It’s not hot yet across the entire U.S., but it soon will be. Power plant rules haven’t changed yet, but they will.
With the unofficial start of summer just around the corner, utilities and independent system operators are looking for ways to relieve peak loads and congestion on the electricity grid for the coming season and down the road.
Although every region of the country claims it has adequate generation for even the hottest days of summer, each ISO is also looking forward as U.S. Environmental Protection Agency rules will take affect in coming years.
Grid operators are planning now for how to replace coal with natural gas, along with a side of demand response and a dash of renewables. Many of the changes won’t come for years, but the planning is happening now and changes to pricing and rules, will happen ahead of the EPA rules.
“From a PJM perspective, the lights aren’t going to go out,” Paul Sotkiewicz, chief economist at PJM Interconnection, said during a Restructuring Today webinar on Wednesday.
There are two EPA rules that are putting pressure on older coal generation, the cross-state air pollution rule, which is currently on stay until further ruling, and the MATS rule, which regulates mercury and other heavy metals and is scheduled to go into effect in April 2015.
PJM Invests in Transmission
In PJM’s territory, the problem is not a lack of capacity. Sotkiewicz said that there’s quite a bit of natural gas that isn’t being used to its full capacity. PJM expects that nearly 14,000 megawatts of coal-fired generation will retire by 2016. Most of the plants are over 40 years old or 400 megawatts or less, which makes up about 30 percent of PJM’s current coal fleet.
In anticipation of the changes, the capacity auctions for the 2015 to 2016 year in PJM territory procured a record amount of new generation for one year, nearly 5,000 megawatts. Almost all of the new generation is gas-fired. For the first time ever, new combined-cycle gas plants are the same price as a northern Appalachian coal plant, according to Joseph Bowring, independent market monitor for PJM and president of Monitoring Analytics.
Overall, PJM has 164,561 megawatts of capacity resources. Along with new gas resources, the capacity auction procured nearly 15,000 megawatts of demand response and energy efficiency. Energy efficiency, solar and wind saw double-digit growth since the year before, although the renewables are still just a drop in the bucket in terms of generation. Solar, for example, increased to 56 megawatts, a 22 percent increase from the year before.
To combat retiring coal generation, PJM recently announced $2 billion in transmission upgrades. There will be more than 130 projects that range from substation upgrades to rebuilding transmission lines. More than half the projects will be in Ohio, where there is a lot of coal retiring. However, the upgrades could also be a boon to renewables like wind, which has various transmission constraints.
MISO Seeks More Wind, Demand Response
The Midwest Independent System Operator is facing essentially the same problem as PJM, although it is even more pronounced, since more than 70 percent of its fleet is coal-fired. MISO also has transmission constraints that are being revisited, but there have been no announcements about upgrades similar to what PJM is doing.

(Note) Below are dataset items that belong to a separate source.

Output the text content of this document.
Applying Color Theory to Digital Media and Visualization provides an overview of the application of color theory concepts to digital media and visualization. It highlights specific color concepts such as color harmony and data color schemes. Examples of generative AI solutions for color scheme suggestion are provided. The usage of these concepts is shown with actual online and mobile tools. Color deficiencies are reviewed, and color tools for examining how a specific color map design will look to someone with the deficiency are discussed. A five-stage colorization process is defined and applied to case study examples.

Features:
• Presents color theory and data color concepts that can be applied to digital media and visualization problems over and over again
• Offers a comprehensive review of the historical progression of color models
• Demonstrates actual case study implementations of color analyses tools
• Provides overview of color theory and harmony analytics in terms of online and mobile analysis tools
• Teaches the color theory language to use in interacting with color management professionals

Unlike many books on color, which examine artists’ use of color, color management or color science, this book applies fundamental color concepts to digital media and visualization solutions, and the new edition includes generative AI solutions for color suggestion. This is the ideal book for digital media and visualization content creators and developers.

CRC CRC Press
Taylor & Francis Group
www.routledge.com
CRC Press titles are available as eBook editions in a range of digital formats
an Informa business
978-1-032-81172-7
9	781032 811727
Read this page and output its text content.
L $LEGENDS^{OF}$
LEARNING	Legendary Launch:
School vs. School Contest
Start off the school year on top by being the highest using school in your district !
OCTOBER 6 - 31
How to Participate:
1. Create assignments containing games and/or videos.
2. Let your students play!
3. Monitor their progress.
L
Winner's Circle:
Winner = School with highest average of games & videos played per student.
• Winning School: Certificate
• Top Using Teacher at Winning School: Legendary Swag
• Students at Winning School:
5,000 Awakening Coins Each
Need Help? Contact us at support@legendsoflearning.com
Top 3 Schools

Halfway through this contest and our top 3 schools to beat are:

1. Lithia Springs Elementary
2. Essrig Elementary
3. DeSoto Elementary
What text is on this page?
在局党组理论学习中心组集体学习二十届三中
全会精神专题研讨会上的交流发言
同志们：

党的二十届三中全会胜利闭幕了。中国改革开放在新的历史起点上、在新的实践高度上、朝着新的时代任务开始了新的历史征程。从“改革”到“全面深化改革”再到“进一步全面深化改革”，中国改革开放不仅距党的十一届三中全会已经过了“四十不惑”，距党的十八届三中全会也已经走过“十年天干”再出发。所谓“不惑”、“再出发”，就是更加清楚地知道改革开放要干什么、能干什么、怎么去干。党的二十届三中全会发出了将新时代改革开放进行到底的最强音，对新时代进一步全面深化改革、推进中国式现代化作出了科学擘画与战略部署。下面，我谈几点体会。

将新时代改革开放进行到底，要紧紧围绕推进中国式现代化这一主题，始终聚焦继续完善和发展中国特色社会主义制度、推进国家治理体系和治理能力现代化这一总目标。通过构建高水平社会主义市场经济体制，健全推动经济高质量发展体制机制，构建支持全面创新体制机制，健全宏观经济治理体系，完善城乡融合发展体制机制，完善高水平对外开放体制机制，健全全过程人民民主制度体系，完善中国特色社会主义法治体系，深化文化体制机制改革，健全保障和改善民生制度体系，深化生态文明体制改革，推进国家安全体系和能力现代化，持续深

The constraints will mean a change to demand response rules, said Jameson Smith, manager of regulatory studies at MISO. “Demand response qualification requirements and deployment procedures will be reviewed and given a potential increase in use.”
For MISO, there’s more wind that’s currently slated to be built than gas, but that could also change in coming years, said Smith. Any new gas could need new pipeline infrastructure, which can take at least five years to develop. At this time, “there’s limited ability to increase existing gas-fired unit capacity,” said Smith. But wind needs transmission too, which means that no matter what comes on-line to replace coal in the next five years, there will have to be substantial investment.
ERCOT Pushes Up Prices
In Texas, ERCOT is already planning to spur new generation by raising the system-wide offer cap. Last summer, prices hit $2,500 per megawatt-hour as ERCOT’s grid was strained by high temperatures. If a ruling now being considered is approved, that could jump to at least $4,000 as early as this August, and perhaps rise considerably more in coming years. “There’s a consensus that the system-wide offer cap will have to go significantly higher,” Ken Anderson, commissioner of the public utility commission of Texas, said during a Restructuring Today webinar. “We need to at least double it -- and maybe triple it.”
A bump to the SWOC will also come with a change to a variety of other rules, including a potential increase of 200 megawatts to come from energy efficiency programs and a decision that could allow waste gas and energystorageto play in ERCOT’s markets. The cost of a negawatt is still considerably cheaper than building new generation.
Anderson said that he believed that the commission was removing most of the barriers to energy storage coming into the wholesale market, and now it was just a matter of economics. The next few years will also be rosier for negawatts. “Eventually, I’d like to get demand response out of energy efficiency completely and into the competitive space,” he said during the webinar. “We need to give some certainty to where the market will be in 2014, 2015 and beyond.”